Kegiatan yang diselenggarakan oleh Parisada Hindu Dharma Indonesia (PHDI) Kota Makassar ini mengusung tema “Vasudhaiva Kutumbakam, Satu Bumi Satu Keluarga, Nusantara Harmoni, Indonesia Maju” dan dihadiri oleh Gubernur Sulawesi Selatan, Forkopimda Provinsi dan Kota Makassar, Wali Kota dan Wakil Wali Kota Makassar, Ketua FKUB Provinsi dan Kota, serta para pimpinan majelis agama
Dalam sambutannya, H. Muhammad menyampaikan bahwa dirinya hadir mewakili Kakanwil Kemenag Sulsel yang sedang melaksanakan tugas di Luwu Timur. Ia menekankan bahwa Kementerian Agama memiliki peran strategis dalam membantu pemerintah daerah dalam mengampanyekan moderasi beragama.
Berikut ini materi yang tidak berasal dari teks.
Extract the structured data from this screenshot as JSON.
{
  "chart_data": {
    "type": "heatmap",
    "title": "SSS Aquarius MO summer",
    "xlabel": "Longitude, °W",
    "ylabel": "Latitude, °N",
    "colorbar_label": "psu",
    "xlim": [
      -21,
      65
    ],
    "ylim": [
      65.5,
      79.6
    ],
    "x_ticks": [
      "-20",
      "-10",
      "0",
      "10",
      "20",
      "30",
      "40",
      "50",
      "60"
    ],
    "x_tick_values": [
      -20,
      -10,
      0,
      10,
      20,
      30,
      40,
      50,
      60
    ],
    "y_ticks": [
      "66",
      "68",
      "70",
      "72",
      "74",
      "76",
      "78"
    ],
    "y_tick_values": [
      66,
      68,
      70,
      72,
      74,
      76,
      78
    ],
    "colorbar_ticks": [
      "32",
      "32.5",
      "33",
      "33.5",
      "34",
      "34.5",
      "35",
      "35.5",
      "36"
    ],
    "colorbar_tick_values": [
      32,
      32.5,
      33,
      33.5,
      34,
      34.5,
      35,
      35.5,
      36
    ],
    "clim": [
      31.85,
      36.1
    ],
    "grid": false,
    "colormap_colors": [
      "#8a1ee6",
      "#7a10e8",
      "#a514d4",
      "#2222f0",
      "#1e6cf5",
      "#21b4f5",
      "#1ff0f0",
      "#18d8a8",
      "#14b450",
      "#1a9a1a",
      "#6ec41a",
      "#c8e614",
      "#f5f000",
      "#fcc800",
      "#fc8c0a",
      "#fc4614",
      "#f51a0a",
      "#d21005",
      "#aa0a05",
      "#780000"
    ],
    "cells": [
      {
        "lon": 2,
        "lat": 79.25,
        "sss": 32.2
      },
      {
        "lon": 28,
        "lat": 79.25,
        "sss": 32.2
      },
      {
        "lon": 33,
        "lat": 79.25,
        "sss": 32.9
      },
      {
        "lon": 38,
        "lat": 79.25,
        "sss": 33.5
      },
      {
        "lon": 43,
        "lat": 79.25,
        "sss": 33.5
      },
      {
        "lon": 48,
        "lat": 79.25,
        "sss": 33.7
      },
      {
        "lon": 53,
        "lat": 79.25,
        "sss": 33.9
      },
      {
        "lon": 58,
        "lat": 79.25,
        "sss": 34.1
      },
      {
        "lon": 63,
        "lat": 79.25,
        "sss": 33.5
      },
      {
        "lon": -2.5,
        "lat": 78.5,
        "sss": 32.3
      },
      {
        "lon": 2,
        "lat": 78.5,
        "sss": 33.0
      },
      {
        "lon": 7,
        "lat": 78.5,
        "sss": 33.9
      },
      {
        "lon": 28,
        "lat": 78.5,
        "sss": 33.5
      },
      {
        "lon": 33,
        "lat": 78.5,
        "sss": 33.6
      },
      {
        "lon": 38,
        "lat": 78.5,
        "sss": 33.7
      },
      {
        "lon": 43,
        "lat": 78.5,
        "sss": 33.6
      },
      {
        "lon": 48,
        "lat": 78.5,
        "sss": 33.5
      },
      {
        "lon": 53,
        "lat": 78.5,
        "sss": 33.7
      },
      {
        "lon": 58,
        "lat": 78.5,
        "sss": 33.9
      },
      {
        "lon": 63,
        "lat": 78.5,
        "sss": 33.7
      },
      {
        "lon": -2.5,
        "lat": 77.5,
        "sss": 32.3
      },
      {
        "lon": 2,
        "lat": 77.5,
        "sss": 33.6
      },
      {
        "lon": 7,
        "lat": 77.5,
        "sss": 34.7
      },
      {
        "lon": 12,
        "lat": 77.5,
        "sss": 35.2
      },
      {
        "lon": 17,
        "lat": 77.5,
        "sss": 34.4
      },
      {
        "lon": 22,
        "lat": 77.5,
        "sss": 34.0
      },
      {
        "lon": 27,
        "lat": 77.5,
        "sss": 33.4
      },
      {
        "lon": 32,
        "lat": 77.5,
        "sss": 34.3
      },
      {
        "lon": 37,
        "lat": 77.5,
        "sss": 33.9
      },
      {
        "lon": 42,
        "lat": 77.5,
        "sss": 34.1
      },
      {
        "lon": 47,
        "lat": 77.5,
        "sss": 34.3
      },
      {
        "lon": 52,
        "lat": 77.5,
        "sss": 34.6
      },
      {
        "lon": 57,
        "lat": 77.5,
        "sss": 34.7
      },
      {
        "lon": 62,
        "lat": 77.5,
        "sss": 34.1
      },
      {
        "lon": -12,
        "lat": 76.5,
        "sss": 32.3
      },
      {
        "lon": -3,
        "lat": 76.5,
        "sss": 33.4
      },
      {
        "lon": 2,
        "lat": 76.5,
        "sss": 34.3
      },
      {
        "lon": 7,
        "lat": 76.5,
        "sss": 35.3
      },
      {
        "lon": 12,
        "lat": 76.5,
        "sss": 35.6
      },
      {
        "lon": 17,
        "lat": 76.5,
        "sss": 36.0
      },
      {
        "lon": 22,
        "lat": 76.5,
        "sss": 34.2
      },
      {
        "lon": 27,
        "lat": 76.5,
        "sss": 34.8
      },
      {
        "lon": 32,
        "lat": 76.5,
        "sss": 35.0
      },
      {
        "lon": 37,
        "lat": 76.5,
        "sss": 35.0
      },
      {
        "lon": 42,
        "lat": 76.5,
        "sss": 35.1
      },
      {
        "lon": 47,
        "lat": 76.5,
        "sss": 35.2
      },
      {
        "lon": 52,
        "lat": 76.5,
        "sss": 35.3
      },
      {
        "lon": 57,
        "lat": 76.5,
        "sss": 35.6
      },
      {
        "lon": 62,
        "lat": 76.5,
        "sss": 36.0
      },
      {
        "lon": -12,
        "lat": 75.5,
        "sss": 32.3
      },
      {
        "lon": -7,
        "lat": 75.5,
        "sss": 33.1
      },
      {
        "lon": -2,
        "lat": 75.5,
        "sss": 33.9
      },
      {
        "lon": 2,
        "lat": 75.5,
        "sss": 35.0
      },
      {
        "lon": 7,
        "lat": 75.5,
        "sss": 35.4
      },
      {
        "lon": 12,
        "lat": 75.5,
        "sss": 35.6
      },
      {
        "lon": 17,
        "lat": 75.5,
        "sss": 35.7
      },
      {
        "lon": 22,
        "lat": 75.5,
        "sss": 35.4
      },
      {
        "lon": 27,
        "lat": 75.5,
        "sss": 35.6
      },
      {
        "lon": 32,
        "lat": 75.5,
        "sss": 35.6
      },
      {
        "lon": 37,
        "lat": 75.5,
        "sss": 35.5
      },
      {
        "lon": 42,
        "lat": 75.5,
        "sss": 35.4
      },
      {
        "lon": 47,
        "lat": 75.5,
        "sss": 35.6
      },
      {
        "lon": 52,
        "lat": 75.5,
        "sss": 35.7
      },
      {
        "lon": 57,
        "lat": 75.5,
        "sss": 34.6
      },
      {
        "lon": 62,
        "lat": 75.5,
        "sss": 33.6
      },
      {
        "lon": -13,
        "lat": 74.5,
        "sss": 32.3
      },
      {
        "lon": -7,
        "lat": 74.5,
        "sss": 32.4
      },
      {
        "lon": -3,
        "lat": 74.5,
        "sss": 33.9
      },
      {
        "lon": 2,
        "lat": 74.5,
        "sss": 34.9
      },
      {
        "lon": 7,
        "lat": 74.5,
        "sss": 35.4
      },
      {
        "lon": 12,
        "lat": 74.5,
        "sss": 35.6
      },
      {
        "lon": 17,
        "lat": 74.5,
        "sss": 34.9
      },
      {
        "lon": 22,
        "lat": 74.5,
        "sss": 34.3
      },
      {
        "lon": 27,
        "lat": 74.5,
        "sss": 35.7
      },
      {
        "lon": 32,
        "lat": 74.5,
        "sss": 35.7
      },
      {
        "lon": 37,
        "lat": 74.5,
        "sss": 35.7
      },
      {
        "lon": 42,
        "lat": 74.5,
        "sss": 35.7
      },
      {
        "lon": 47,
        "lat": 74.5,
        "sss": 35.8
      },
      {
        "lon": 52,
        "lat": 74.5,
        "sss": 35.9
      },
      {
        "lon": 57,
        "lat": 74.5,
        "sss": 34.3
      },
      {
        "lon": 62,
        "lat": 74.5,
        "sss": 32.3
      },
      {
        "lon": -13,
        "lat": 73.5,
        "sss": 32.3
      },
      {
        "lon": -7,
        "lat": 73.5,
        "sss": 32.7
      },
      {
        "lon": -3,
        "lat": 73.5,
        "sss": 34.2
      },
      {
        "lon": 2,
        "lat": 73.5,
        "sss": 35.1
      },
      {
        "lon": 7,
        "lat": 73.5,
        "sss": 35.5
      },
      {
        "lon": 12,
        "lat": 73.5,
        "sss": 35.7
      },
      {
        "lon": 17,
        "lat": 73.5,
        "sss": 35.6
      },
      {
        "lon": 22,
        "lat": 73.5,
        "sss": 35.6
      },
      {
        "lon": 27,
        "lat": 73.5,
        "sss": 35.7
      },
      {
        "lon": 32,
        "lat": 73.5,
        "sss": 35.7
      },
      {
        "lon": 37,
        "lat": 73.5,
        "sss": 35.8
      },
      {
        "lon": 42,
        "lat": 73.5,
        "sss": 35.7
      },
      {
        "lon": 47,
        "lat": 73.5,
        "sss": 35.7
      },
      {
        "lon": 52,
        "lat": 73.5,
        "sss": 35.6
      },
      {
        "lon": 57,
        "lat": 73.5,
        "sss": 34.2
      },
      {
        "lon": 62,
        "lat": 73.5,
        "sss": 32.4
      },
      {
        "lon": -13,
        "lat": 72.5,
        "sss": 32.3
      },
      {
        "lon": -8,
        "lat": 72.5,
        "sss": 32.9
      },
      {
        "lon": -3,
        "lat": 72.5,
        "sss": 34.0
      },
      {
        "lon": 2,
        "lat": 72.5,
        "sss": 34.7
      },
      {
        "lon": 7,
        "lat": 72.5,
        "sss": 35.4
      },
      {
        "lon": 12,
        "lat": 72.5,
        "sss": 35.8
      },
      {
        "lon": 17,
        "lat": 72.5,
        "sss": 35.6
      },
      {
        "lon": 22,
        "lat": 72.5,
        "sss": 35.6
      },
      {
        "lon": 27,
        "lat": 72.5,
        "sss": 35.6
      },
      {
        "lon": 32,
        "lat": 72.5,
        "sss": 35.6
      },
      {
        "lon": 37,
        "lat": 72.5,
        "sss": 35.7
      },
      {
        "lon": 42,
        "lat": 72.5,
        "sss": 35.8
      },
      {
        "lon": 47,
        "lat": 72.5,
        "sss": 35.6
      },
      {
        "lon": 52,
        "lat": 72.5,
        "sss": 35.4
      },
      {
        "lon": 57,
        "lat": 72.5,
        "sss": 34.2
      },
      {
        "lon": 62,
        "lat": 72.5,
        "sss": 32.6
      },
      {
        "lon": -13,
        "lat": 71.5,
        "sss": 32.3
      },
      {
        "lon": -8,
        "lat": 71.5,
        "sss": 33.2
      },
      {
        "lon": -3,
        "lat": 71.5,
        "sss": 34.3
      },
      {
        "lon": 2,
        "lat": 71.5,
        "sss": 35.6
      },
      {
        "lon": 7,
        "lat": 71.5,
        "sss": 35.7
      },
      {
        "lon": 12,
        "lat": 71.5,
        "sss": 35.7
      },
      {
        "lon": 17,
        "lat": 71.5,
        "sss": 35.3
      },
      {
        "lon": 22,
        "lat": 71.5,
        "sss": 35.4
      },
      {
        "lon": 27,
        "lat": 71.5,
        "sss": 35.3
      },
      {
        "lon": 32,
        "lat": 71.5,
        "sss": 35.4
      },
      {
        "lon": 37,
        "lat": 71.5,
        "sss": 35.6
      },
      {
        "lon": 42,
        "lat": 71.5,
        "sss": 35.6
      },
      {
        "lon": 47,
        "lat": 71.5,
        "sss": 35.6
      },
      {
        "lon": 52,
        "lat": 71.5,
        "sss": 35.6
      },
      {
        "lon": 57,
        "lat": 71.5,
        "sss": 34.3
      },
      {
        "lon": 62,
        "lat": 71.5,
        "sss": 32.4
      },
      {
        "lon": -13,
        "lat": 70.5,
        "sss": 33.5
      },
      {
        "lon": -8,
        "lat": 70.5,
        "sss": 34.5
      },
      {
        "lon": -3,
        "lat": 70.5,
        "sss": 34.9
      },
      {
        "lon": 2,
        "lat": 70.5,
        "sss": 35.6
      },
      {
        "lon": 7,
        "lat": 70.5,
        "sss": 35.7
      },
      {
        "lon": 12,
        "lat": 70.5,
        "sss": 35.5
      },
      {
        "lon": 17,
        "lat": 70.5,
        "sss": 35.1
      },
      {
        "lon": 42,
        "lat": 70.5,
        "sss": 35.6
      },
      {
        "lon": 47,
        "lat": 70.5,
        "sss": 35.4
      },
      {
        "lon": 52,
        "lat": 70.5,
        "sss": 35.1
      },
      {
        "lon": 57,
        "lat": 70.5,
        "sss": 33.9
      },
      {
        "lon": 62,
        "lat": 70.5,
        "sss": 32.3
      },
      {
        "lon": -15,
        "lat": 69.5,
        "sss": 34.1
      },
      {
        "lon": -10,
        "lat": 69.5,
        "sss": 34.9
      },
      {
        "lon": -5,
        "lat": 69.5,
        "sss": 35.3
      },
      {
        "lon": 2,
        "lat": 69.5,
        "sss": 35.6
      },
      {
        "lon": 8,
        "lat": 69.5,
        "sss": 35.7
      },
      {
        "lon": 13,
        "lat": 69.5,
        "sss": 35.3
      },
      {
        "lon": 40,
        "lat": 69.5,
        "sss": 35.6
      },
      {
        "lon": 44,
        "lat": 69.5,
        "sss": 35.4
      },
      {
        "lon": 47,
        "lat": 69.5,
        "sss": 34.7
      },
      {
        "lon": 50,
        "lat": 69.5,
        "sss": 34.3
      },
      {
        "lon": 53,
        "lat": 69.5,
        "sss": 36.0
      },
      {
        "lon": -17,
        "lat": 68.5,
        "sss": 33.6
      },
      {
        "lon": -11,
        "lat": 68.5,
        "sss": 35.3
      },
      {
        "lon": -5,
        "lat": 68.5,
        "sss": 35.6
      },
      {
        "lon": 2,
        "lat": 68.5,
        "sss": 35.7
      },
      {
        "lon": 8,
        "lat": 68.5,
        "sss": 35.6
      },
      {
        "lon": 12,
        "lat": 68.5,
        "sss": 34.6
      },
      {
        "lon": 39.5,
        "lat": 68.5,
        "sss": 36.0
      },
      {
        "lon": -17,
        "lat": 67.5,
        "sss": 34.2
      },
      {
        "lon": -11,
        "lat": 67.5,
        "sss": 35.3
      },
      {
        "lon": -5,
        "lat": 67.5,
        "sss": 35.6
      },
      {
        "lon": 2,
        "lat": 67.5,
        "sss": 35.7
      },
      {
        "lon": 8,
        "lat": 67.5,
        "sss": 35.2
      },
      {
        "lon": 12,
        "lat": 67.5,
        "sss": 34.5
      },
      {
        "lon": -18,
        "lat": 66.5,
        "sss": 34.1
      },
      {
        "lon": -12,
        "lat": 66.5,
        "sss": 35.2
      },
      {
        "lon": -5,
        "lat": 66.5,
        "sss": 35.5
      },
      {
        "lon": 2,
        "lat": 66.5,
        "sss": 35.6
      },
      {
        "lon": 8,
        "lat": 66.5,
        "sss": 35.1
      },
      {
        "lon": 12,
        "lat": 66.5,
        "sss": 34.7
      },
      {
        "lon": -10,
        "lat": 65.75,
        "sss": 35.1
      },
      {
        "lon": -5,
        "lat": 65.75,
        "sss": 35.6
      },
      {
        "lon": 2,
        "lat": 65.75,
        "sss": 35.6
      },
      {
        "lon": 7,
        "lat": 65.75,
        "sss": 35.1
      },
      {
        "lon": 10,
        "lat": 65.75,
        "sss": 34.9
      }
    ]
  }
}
Menurutnya, ada beberapa alasan mengapa kerukunan harus terus diperkuat di tengah masyarakat. Pertama, masih adanya sikap eksklusif dalam beragama yang tidak membuka ruang toleransi terhadap perbedaan keyakinan.
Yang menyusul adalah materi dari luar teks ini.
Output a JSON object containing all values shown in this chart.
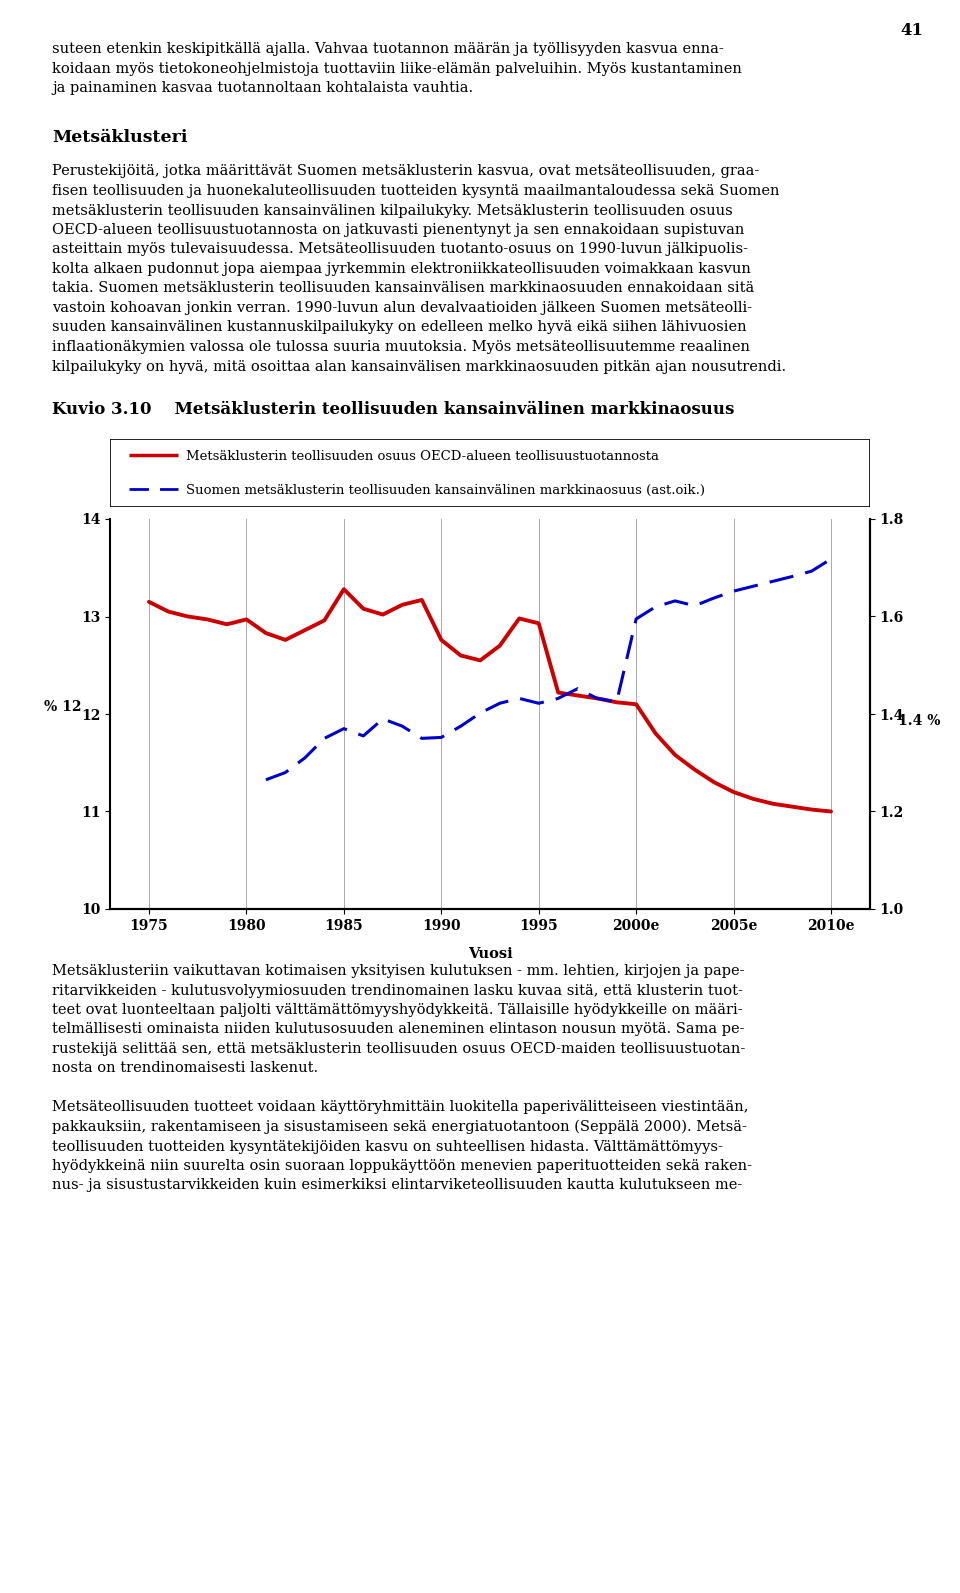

“Kita tidak boleh merasa paling benar sendiri hingga menutup ruang bagi orang lain. Urusan surga itu adalah hak Tuhan, bukan manusia,” ujarnya.
Kedua, masih adanya tindakan kekerasan yang mengatasnamakan agama. Ia menegaskan bahwa hal tersebut menjadi tanggung jawab seluruh tokoh agama untuk meluruskan pemahaman umat agar kembali kepada ajaran agama yang damai.
“Kalau umat jauh dari ajaran agamanya yang sebenarnya, berarti kita sebagai pembimbing umat belum maksimal,” tambahnya.
Ketiga, ia menyoroti tantangan generasi muda yang memahami ajaran agama, namun belum diimbangi dengan kecintaan terhadap Negara Kesatuan Republik Indonesia (NKRI).
“Agamanya bagus, tetapi kecintaan terhadap NKRI kurang. Ini yang harus kita jaga bersama agar tidak muncul paham yang bertentangan dengan nilai kebangsaan,” tegasnya.
Ia juga mengajak seluruh elemen masyarakat untuk terus memperkuat sinergi dalam membangun keharmonisan antarumat beragama melalui berbagai kegiatan keagamaan dan festival keagamaan lintas agama.
Perayaan Nyepi sendiri memiliki rangkaian kegiatan spiritual seperti Melasti, Tawur atau Pencaruan, Catur Brata Penyepian, dan Ngembak Geni yang menjadi momentum refleksi diri serta mempererat kebersamaan melalui Dharma Santi.
Melalui kegiatan ini, diharapkan semangat “Satu Bumi Satu Keluarga, Nusantara Harmoni, Indonesia Maju, “dapat terwujud dalam kehidupan sehari-hari masyarakat Kota Makassar, sehingga tercipta suasana yang damai, harmonis, dan penuh toleransi antarumat beragama.